Passare la palla per vincere

In distribuzione Mark Up n. 261. L'editoriale della direttrice Cristina Lazzati (da Mark Up n. 261)

Passaggio ... Se ci riflettiamo è un termine che ha mille declinazioni, tutte sociali o
socializzanti, anche calcisticamente (non ne so granché), ma pare che un buon passaggio indichi sintonia, e tanti buoni passaggi (e magari qualche gol) promuovano una squadra.

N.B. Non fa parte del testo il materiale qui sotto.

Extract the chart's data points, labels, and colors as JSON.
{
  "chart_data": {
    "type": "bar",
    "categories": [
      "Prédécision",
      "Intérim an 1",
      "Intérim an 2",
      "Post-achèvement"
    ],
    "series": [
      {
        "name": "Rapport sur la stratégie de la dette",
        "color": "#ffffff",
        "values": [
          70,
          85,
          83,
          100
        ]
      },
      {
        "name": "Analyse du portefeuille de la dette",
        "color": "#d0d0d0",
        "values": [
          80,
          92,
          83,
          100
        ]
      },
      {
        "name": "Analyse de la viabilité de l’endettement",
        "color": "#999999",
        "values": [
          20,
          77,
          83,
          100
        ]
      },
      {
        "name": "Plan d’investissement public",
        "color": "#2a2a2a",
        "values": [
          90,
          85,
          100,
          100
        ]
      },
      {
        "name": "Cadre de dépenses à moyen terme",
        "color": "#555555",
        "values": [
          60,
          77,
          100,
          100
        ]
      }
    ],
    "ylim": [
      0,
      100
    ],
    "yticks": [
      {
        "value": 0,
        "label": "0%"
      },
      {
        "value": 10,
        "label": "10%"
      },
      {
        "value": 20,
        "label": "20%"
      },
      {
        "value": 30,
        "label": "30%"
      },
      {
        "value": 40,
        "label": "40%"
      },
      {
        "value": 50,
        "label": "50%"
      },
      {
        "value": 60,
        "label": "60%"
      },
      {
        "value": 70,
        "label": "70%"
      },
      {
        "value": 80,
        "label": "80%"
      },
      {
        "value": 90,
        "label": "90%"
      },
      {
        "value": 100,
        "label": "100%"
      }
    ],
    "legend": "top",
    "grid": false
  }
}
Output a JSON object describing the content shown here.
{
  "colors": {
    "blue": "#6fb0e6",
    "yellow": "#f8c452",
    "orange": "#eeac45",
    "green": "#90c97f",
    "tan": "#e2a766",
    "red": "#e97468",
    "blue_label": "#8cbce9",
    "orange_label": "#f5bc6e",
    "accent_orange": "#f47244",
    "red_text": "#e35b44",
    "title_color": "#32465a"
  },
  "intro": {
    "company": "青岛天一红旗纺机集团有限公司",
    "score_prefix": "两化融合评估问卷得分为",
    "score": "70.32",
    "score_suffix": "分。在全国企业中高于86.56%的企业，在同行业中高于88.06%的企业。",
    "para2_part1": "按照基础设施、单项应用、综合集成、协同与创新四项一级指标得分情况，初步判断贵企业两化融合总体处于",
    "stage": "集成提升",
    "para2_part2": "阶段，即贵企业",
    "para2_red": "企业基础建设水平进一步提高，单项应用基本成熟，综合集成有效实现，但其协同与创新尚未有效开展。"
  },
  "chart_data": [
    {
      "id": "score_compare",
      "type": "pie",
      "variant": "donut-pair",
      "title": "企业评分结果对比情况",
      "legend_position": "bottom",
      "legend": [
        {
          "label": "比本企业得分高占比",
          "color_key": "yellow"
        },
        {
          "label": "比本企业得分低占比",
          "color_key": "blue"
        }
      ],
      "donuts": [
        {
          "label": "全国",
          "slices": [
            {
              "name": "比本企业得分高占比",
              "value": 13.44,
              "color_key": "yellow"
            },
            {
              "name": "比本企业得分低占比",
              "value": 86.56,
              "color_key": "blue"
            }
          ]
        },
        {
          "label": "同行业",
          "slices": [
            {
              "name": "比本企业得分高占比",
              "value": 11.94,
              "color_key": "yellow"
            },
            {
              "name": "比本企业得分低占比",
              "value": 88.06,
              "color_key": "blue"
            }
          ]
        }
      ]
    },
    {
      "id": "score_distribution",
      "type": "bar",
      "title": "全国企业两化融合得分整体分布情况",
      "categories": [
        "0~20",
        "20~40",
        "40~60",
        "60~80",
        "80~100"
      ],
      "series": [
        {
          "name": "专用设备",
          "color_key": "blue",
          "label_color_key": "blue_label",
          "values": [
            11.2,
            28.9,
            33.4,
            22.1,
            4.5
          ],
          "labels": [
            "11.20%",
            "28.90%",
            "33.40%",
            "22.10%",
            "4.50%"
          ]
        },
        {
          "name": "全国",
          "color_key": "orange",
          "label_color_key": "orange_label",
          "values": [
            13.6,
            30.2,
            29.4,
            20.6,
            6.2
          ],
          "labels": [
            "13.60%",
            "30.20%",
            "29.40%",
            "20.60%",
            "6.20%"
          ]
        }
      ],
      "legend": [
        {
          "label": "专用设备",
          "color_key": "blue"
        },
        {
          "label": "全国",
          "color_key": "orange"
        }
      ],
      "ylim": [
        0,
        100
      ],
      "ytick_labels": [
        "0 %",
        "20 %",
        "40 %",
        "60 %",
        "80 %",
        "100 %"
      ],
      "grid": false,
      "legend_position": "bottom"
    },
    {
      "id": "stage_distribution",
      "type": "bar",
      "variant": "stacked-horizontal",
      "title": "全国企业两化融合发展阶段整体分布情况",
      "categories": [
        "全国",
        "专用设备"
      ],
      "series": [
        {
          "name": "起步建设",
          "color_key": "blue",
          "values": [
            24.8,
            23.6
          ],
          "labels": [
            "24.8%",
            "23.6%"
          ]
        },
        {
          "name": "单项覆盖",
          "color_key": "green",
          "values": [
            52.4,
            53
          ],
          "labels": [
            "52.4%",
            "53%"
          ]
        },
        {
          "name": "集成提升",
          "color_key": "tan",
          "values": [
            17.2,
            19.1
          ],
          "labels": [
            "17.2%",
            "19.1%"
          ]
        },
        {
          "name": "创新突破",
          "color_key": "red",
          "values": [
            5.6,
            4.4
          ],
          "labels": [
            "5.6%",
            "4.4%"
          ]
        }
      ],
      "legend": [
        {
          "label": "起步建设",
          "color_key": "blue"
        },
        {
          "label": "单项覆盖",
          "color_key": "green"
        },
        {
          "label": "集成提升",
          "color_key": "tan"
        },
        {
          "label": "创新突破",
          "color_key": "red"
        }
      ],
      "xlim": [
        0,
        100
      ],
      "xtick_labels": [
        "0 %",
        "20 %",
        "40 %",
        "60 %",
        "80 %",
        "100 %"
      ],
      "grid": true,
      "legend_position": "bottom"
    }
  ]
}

A pensarci bene, tutti gli sport di squadra sono fatti di passaggi. E quando la squadra è un’azienda? E quando è un Paese? Un continente? I passaggi assumono altre forme, ma indicano capacità di collaborazione e di vedere nell’altro (persona o entità) l’abilità e/o la possibilità di sfruttare il passaggio in modo migliore di quanto succederebbe se tenessimo la palla per noi, almeno in quel determinato momento. Di “passaggi” in Italia dovremmo fare un corso: il saper fare un passo indietro all’occorrenza non è un tratto distintivo del nostro popolo, e nemmeno una questione di età, come molti vogliono far credere, ma di temperamento. Siamo tutti figli del detto “Chi fa da sé fa per tre”? Può darsi, ma una cosa è certa: se guardiamo questo fenomeno “appropriante” alla luce delle nuove teorie (e pratiche) economiche, lo sconforto ci coglie: collaborativa, sharing, circolare ... La nuova economia è peggio di un flipper in termini di passaggi, e noi ancora lì a rimirarci i piedi? Recentemente, in un articolo su LaRepubblica, Bernhard Scholz scrive di condivisione di saperi, di esperienze, di un bene per il futuro del Paese. Ottimo punto, ma, per poter accedere a questo Bengodi della fratellanza aziendale, sono necessari, dice lui, due passaggi, quello generazionale e quello digitale. Facile a dirsi ...Il concetto di passaggio generazionale è ancora un’impresa ciclopica per molte aziende nel nostro Paese: basti pensare al caso Esselunga, dove, di fatto, ciò è avvenuto solo con il passaggio a miglior vita del fondatore. Una scelta che oggi trova l’azienda a doversi ripensare per l’ingresso in Borsa anche in termini manageriali. Non basta neppure sapere, come sottolinea Scholz, “che, quando le imprese provvedono per tempo a una governance della generazione successiva -facendo entrare se necessario anche dirigenti esterni alla famiglia proprietaria- diventano più capaci di innovare e internazionalizzarsi”.  Poi il passaggio al digitale: altro nodo non da poco, perché la difficoltà non è tanto nell’acquistare tecnologie, ma nel predisporre la cultura aziendale perché le utilizzi al meglio. Infine, c’è il passaggio di “sapere” dentro e fuori le aziende: giovani disposti ad ascoltare e meno giovani che abbiano voglia di insegnare (e viceversa). Aziende che mettano a disposizione nuove scoperte che “fanno bene” per arrivare a un gradino più alto sul quale altre possano costruire e condividere. Un sogno? No, è il futuro. qui non possiamo ... passare.